We do this too. Especially when we’re afraid.

 

PART 2 – The Space Between Boxes

I’ve served as a hospice caregiver, and I’ve watched people approach death by crawling into familiar patterns. An old man who wanted a drink before he went. A woman who smoked until the very end. We retreat into behaviors that once soothed us, even when they no longer protect us. Sometimes especially then.

Alternately, I’ve seen those accomplished in meditation who met their deaths as a new beginning, or a next stage.  They have experienced their own ego deaths any times – each time they stepped from their box. From outside the box, they could see impermanence, they understood the box game and knowing there was nothing to hold on to, when the time came they were in acceptance.

But, for most of us, clinging to the frail and changing boxes we think are “me”, we are afraid of death as it will tear us from everything we are attached to. For this reason, we construct boxes everywhere throughout our life. Over time, these boxes harden. What once was adaptive becomes restrictive.

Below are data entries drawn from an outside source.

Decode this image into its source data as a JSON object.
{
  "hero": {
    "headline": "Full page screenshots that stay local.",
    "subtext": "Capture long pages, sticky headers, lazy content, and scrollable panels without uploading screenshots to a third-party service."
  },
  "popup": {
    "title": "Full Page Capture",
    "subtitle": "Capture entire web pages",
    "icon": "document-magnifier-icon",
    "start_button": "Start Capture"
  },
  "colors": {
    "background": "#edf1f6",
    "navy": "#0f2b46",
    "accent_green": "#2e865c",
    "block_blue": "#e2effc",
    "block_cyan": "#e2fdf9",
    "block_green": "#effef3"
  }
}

Sadly, we begin to live beneath the bed long before we die.

In relationships, we say things like “don’t play games with me,” yet games are simply boxes interacting with other boxes. To see yourself manipulating another person for love—causing pain in order to secure pleasure—is fascinating – when we see it from beyond the box.  But if someone points out our manipulation, we might jump back in and defend the box. Threatened boxes become rigid. Our available responses narrow.

At any given moment, we are the box we’re in. And yet each box has an edge. Between boxes there is space. That space may feel an uncomfortable contrast to the supposed safety of a box. So we hop from identity to identity like the floor is lava: worker, rebel, lover, child, controller, pleaser. The space between feels like annalization.

Meditation is learning to tolerate that fall.

Contrary to fantasy, meditation is not about finding a better box called “a clear mind.” That, too, is a trap. Although a clear mind exists and is considered a mark of meditation training clarity appears, and will disappear. Cloudy mind replaces it. without warning.  Thinking mind. Dozy mind. The movement of mind is natural unless we freeze it. Turning any of these into an identity is a fool’s game. Literally, we are fooling ourselves into believing nothing just because we’ve frozen an idea in place.

The only box we need in meditation is the body. Sitting. Breathing. Not because the breath is sacred, but because it is present. Each time the past arises, we notice it, feel it, and return. Each time the future tugs at us with anxiety, we notice and return. Not to suppress—but to release the grip of limitation.

One of the sneakiest boxes is the one that says, “I am meditating.” It rejects experience in the name of progress. But awakening is not refinement; it is spaciousness. The difference between a god-experience and awakening is simple: one puts me at the center, the other removes the center entirely.

Animals reset. Humans accumulate. We carry neurological echoes of fear long after the threat has passed. Over time, the boxes we retreat into become fewer and more solid. Eventually, there is a final box waiting. But moment to moment, we are reborn into boxes constantly. Each unnoticed transition is another quiet imprisonment.

Buddhist teaching suggests that death removes the box entirely, and rebirth is shaped by the boxes we inhabited. Whether or not one accepts that cosmology, it is undeniably true psychologically. We are continuously rehearsing our confinement.

Liberation does not require destroying boxes. It requires seeing them. Feeling the discomfort of the space between them. Trusting that openness will not kill us—though it may unseat us.

The tiger rests because it feels safe enough to see the world clearly. Not because the box is strong, but because the animal is at ease. Practice is learning that same ease without needing the boxes.

That is real strength. Resting in the space between the boxes we can see the boxes as an ever morphing game. Like kids playing fort, we believe the game, yet know its not real life.

Can we rest in the space outside our boxes without being locked into them?